Na komputerach sprzedaż pudełkowa już się nie liczy?
Przykład Paradoksu pokazuje, że w tym twierdzeniu może kryć się sporo prawdy.
07.07.2011 | aktual.: 06.01.2016 12:34
Szwedzkie studio specjalizujące się w grach strategicznych (m.in. Europa Universalis czy Hearts of Iron) i wydające gry indie (Magicka czy Mount & Blade) podało serwisowi PC Gamer ciekawą informację - 90% przychodów firmy pochodzi z cyfrowej dystrybucji. Dlatego Szwedzi traktują pudełkową sprzedaż jako bonus, z którego mogliby zrezygnować, bo nie potrzebują go do prowadzenia swojej działalności.

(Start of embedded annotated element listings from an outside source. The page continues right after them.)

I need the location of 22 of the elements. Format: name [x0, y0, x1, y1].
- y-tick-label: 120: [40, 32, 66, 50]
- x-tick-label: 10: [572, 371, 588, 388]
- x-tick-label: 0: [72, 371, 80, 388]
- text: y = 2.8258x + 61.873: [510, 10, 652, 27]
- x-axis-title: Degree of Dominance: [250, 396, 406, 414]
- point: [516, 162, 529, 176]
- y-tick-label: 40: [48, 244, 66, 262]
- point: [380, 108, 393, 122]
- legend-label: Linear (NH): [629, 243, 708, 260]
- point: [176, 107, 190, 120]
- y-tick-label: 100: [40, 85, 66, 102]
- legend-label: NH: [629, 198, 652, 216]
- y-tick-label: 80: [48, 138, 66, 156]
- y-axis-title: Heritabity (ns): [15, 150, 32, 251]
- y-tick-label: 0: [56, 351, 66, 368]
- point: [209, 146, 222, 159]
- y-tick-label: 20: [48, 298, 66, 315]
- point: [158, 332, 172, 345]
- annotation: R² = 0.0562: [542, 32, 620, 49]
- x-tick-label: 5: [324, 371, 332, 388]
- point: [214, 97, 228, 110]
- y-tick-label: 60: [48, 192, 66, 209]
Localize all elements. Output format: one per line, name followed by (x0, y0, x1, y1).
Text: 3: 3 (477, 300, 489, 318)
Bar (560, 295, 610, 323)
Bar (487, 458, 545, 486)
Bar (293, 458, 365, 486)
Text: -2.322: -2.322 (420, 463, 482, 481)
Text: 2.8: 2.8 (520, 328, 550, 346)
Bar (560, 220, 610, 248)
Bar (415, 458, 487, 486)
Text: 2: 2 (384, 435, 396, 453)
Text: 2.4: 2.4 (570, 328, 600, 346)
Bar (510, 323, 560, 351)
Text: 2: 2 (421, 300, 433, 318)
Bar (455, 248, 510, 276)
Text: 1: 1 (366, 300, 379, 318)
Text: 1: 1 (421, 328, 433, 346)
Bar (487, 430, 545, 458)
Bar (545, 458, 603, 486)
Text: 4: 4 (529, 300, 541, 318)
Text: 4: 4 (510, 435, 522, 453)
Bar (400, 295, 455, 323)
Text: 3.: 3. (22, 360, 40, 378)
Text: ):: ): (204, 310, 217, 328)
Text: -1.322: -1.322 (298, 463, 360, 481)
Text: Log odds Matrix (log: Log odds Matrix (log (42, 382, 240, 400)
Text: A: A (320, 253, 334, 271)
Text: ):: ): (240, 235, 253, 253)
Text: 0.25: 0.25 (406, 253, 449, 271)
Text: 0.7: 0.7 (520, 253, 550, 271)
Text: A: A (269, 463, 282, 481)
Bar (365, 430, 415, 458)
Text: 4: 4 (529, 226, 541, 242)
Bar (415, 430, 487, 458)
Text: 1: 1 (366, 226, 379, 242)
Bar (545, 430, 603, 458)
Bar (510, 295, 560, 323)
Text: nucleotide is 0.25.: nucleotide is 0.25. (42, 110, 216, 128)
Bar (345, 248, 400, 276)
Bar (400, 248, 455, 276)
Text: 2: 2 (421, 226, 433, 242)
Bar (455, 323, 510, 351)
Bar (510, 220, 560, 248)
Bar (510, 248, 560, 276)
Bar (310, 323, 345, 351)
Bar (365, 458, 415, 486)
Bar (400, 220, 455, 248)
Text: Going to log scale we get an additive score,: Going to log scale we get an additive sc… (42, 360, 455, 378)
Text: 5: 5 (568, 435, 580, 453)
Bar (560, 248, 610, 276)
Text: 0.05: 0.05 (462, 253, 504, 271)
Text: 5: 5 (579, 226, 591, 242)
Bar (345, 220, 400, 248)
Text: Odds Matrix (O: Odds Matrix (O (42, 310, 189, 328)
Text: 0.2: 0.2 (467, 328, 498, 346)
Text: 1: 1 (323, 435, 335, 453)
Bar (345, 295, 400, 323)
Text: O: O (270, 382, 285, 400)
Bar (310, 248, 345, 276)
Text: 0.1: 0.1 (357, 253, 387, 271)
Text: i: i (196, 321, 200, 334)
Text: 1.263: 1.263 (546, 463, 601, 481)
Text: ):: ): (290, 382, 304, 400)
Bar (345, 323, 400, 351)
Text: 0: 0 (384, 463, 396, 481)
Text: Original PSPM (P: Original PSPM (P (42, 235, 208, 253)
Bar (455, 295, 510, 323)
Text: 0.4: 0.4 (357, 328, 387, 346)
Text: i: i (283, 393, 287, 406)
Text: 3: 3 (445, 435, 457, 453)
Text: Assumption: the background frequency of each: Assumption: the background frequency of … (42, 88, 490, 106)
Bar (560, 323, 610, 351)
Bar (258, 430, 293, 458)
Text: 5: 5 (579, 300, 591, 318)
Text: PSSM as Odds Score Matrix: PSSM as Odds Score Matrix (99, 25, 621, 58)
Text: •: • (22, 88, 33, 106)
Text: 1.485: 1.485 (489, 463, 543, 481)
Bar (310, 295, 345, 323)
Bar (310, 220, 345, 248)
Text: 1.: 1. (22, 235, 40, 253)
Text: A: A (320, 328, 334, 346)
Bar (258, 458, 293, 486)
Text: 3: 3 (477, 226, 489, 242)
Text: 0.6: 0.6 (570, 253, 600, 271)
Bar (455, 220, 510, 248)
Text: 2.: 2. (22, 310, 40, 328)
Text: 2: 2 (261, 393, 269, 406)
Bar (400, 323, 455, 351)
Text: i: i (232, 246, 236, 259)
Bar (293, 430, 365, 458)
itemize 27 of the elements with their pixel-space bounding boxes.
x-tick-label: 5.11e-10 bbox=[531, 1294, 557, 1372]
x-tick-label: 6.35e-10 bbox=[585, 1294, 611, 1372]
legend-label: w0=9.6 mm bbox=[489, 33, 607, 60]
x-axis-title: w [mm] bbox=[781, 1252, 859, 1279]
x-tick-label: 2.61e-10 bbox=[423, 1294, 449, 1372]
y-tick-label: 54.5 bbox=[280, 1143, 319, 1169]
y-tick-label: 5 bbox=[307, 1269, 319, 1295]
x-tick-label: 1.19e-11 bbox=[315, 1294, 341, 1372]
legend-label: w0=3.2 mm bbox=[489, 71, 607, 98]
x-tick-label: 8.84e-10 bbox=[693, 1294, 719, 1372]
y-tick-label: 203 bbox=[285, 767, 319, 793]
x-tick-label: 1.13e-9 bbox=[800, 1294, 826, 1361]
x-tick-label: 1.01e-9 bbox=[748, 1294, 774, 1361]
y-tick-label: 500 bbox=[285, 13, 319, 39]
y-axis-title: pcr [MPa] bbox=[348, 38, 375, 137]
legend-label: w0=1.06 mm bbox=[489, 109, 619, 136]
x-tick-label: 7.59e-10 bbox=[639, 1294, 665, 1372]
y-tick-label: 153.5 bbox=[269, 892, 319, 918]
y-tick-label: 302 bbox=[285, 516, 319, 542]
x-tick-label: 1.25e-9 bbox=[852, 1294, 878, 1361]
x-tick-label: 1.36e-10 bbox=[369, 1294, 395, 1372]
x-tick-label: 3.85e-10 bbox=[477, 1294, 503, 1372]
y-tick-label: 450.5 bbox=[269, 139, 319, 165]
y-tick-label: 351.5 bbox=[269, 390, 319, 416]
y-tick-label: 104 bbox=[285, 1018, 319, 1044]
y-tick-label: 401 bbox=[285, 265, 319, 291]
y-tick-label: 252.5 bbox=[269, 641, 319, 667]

Ale Fredrik Wester, dyrektor generalny Paradoksu, podając tę informacje nie ograniczył się do cyferek. Poszedł dalej - stwierdził, że ten trend jest bardzo dobry dla rynku gier, bo sprzedawcy nie robią zbyt wiele dobrego dla branży:
Ludzie narzekają, że wydawcy wypuszczają jedynie kontynuacje na rynek, ale to dlatego, że sprzedawcy ich oczekują. Dzięki kontynuacjom mogą robić te swoje diagramy obrazujące przewidywaną sprzedaż produktów i tym podobne. Tak więc jedną z rzeczy, która tłamsi kreatywność na rynku, jest wyzwanie stawiane twórcom przez sprzedawców. Dlatego Paradox czuje dużą ulgę, że nie musi już na nich polegać. Ma w końcu swoją własną platformę dystrybucji cyfrowej, GamersGate, i sprzedaje swoje gry na innych. Ciekawe, czy statystyki wyglądają podobnie w przypadku innych firm tworzących gry. Jednak nawet jeśli byłyby inne, to, widząc choćby reakcję ludzi na aktualne przeceny na Steamie, można założyć, że dystrybucja cyfrowa, przynajmniej na PC, jest równie znaczącym kanałem sprzedaży co zwykłe sklepy. I dobrze.